Why Deepika Padukone looks superficial in "My Choice" video
You could mistake the video for a shampoo, hair oil or skin care product ad.
- Total Shares
When I first saw the viral video "Ladke rote nahin Hai/Boys don't cry", it gave me the chills. The message cut across sharper than the killer gaze of the creep in the last segment who had evidently bashed up a woman and looked smug about it. Violence against women, from swank condos to dilapidated slums, speaks the same language. Especially when the message/copy is simple. "Teach our boys not to make anyone cry." Just a reminder that men and women are equal stakeholders in this fight for empowering women. You cannot hope to change one without changing the other. For a daughter to be treated well, you need to talk to the parent of a son. Simple. Vinil Mathew. Bravo.
Cut to Deepika Padukone, reciting a long verse that covers everything from mother earth to mother figures, babies to bra strap. The third film in the campaign by Homi Adajania fails to make the kind of impression that the previous one made. Here's why.
You could mistake it for a shampoo, hair oil or skin care product ad. The lush, sensuous images say nothing more than what you see. Just a stylised collage of well-styled good-looking women, some celebrities, some random villagers and tribal women. Especially Deepika, with her Parachute hair, smoky eyes and that curious expression towards the end that is a cross between agony and ecstasy. For a moment one thought it is an empowering ad for a sanitary napkin or something more ornamental, like say diamonds. But equally empowering for the wearer we guess. Yes, it is too much of Tarsem Singh with a purported social message. Lot of style, lot of hair flying, lot of skin and spunk.
Now what exactly is the message here? The copy writer tries to cram in way too many ideas in one video - from serious stuff like adultery and negative body image to more adolescent worries such as curfew hours and revealing clothes. The gravitas, if any, is completely lost in the jumble of messages and images: "Sex before marriage/sex outside of marriage… "
The bindi on my forehead, ring on my finger, your surname my ornaments that can be replaced… halt expansion of the universe or capture sunlight in the palm of your hands and some lofty philosophical utterances such as 'I am the universe, infinite in every direction."
Deepika's deadpan delivery. We are totally in love with Deepika, the actress. She has finally been able to tap into her inner artiste with powerhouse of performances in one film after the other. But her delivery in this video falls flatter than soggy papad. Her voice makes the trying-too-hard-to-be-cool script, sound yawn-inducingly boring. You could watch it on mute. It would sound the same.
Who are they talking to? Who are they talking about? A bunch of women born to certain privileges, who are empowered in any case, talking about the importance of what they enjoy don't really make the cut. The blink-and-you-miss images of rustic women, interspersed with the blow-dried and waxed silken lot, may be the director's way of injecting a shot of reality into the narrative. But does it really work? (With due apologies to a friend whose idea I borrow here.) The film comes across as the kind of stuff that is conceived at a brainstorming session at a sprawling Alibaug getaway, where a grassroots campaign is more about walking barefoot on the manicured lawns in your Malini Ramani kaftans and inspiration comes in tall glasses topped with "desi" nariyal pani. Give me an acid attack victim who speaks of being ostracised and dares you to look her into the eye without flinching. Give me an ordinary woman who does not need to conform to this idea of coolth with strappy clothes and silver arm bands who makes her own choices and is proud of it.

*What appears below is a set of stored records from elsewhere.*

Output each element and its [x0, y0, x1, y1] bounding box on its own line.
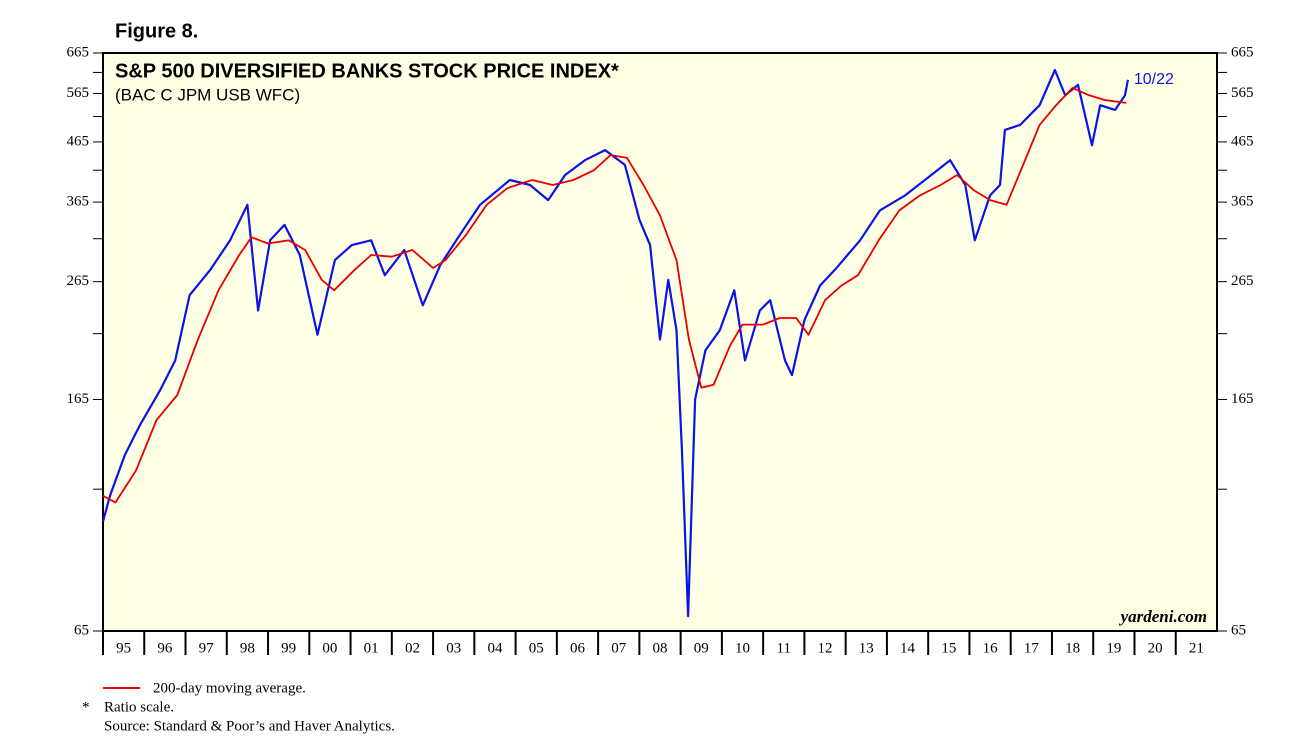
figure-label: Figure 8.	[115, 20, 198, 42]
x-tick-label: 11	[777, 640, 791, 656]
x-tick-label: 20	[1148, 640, 1163, 656]
x-tick-label: 01	[364, 640, 379, 656]
x-tick-label: 02	[405, 640, 420, 656]
x-tick-label: 17	[1024, 640, 1040, 656]
y2-tick-label: 365	[1231, 194, 1254, 210]
y2-tick-label: 665	[1231, 44, 1254, 60]
x-tick-label: 00	[322, 640, 337, 656]
x-tick-label: 03	[446, 640, 461, 656]
y-tick-label: 465	[67, 133, 90, 149]
footnote-symbol: *	[82, 699, 90, 715]
x-tick-label: 04	[487, 640, 503, 656]
annotation: 10/22	[1134, 71, 1174, 88]
x-tick-label: 18	[1065, 640, 1080, 656]
chart-title: S&P 500 DIVERSIFIED BANKS STOCK PRICE IN…	[115, 60, 619, 82]
y-tick-label: 665	[67, 44, 90, 60]
x-tick-label: 16	[983, 640, 999, 656]
x-tick-label: 13	[859, 640, 874, 656]
x-tick-label: 08	[653, 640, 668, 656]
index-line	[101, 68, 1129, 618]
watermark: yardeni.com	[1119, 607, 1207, 626]
y-tick-label: 565	[67, 85, 90, 101]
x-tick-label: 97	[199, 640, 215, 656]
x-tick-label: 15	[941, 640, 956, 656]
y2-tick-label: 265	[1231, 273, 1254, 289]
x-tick-label: 19	[1106, 640, 1121, 656]
y2-tick-label: 565	[1231, 85, 1254, 101]
x-tick-label: 09	[694, 640, 709, 656]
y2-tick-label: 165	[1231, 391, 1254, 407]
plot-area	[102, 52, 1218, 632]
x-tick-label: 07	[611, 640, 627, 656]
y-tick-label: 165	[67, 391, 90, 407]
chart-subtitle: (BAC C JPM USB WFC)	[115, 85, 300, 104]
x-tick-label: 98	[240, 640, 255, 656]
x-tick-label: 12	[818, 640, 833, 656]
x-tick-label: 10	[735, 640, 750, 656]
x-tick-label: 05	[529, 640, 544, 656]
y-tick-label: 265	[67, 273, 90, 289]
x-tick-label: 21	[1189, 640, 1204, 656]
y2-tick-label: 65	[1231, 622, 1246, 638]
x-tick-label: 99	[281, 640, 296, 656]
source-note: Source: Standard & Poor’s and Haver Anal…	[104, 718, 395, 734]
x-tick-label: 14	[900, 640, 916, 656]
footnote: Ratio scale.	[104, 699, 174, 715]
x-tick-label: 96	[157, 640, 173, 656]
x-tick-label: 95	[116, 640, 131, 656]
y-tick-label: 65	[74, 622, 89, 638]
x-tick-label: 06	[570, 640, 586, 656]
y2-tick-label: 465	[1231, 133, 1254, 149]
moving-average-line	[102, 87, 1127, 504]
legend-label: 200-day moving average.	[153, 680, 306, 696]
y-tick-label: 365	[67, 194, 90, 210]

A beautiful, successful, popular actress who has dated some of biggest stars in the country and has created a fortune for herself (kudos to her), talking about how her choices, well…are her own…don't make much of a difference to those who don't even have the option to begin with.
Choice is a powerful idea. But it is also a privilege. Some women are born into it. Most Indian women have to earn it the hard way. Merely addressing the YouTube audience from the frame of a slick video in a language that fails to register, is missing the point by the whole nine yards.
We wish Deepika had been equally vocal about being part of a certain AIB Roast. Or come out in full support of a colleague who was endlessly heckled by men who could not handle losing in a game played by "gentlemen". Now that would have been as empowering as it would have been cool.
The film's heart is in the right place no doubt. But its head is rather directionless.